Пожимая плечами, он сказал с виноватыми нотками в голосе:
– Приказывают в госпиталь, товарищ командир. Вы на меня не сердитесь. Сам понимаю, что глупость сотворил. Теперь вот приходится покидать корабль в самый что ни на есть ответственный момент. Но я даю слово, что при малейшей возможности сбегу – и прямо к нам.
Новосельцев грустно улыбнулся и обнял боцмана:
– Жду, Степа.
Дюжев стал прощаться с товарищами. Токарев тоже обнял его и сунул ему в карман сверток.

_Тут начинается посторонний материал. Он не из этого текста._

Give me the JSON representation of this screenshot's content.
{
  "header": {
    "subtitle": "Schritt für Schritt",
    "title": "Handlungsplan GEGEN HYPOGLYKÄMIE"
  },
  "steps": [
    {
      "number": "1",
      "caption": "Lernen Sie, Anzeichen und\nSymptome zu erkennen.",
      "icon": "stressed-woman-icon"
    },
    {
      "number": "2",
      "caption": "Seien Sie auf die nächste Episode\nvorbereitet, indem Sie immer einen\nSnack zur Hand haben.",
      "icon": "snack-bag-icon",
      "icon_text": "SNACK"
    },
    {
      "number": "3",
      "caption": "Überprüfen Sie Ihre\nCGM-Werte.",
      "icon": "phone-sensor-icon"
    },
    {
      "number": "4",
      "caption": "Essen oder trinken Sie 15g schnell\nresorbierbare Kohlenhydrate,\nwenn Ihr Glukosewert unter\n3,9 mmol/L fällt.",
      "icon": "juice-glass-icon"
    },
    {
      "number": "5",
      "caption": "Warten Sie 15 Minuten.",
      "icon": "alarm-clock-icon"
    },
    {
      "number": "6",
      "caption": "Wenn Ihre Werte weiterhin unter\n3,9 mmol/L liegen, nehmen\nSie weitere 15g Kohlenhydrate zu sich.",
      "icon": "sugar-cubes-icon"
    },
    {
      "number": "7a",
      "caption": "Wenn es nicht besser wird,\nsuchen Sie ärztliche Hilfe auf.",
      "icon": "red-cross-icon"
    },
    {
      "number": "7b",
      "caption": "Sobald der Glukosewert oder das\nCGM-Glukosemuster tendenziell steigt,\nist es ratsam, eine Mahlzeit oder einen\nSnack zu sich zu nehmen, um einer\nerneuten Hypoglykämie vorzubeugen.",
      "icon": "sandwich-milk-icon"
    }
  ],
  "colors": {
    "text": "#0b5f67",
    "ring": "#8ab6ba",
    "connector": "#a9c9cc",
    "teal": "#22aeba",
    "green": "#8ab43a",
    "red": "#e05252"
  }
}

На ухо шепнул:
– Ребята собрали деньжат. Чтобы не скучал в госпитале и выпил там за наше здоровье.
– Спасибо, ребята! – растроганно сказал Дюжев. – Выпью обязательно…
– Пушкарева увидишь – привет передавай.
К Дюжеву протиснулся Шабрин:
– В Геленджикском госпитале, наверное, будешь. Так зайди к моей, скажи, что в полном здравии.
Новосельцев видел, как Дюжев садился в автобус, и подумал, дадут ли сегодня на катер пополнение или ему придется идти к крымскому берегу с неполным составом команды. А это тяжеловато. Надо осмотреть кормовую пушку. Может, можно ввести в строй.
Из сарая, где находился штаб дивизиона, вышел Корягин. Лицо его было сумрачно, фуражка надвинута на нос. Подозвав Новосельцева, он с укором сказал:
– Как ты недоглядел… Эх ты, растяпа…
– Александр Афанасьевич. – Новосельцев впервые назвал своего командира но имени и отчеству. – Я не меньше вас…
Он не договорил «переживаю» и отвернулся. Корягин понял недосказанное слово и сообразил, что незаслуженно обидел командира корабля.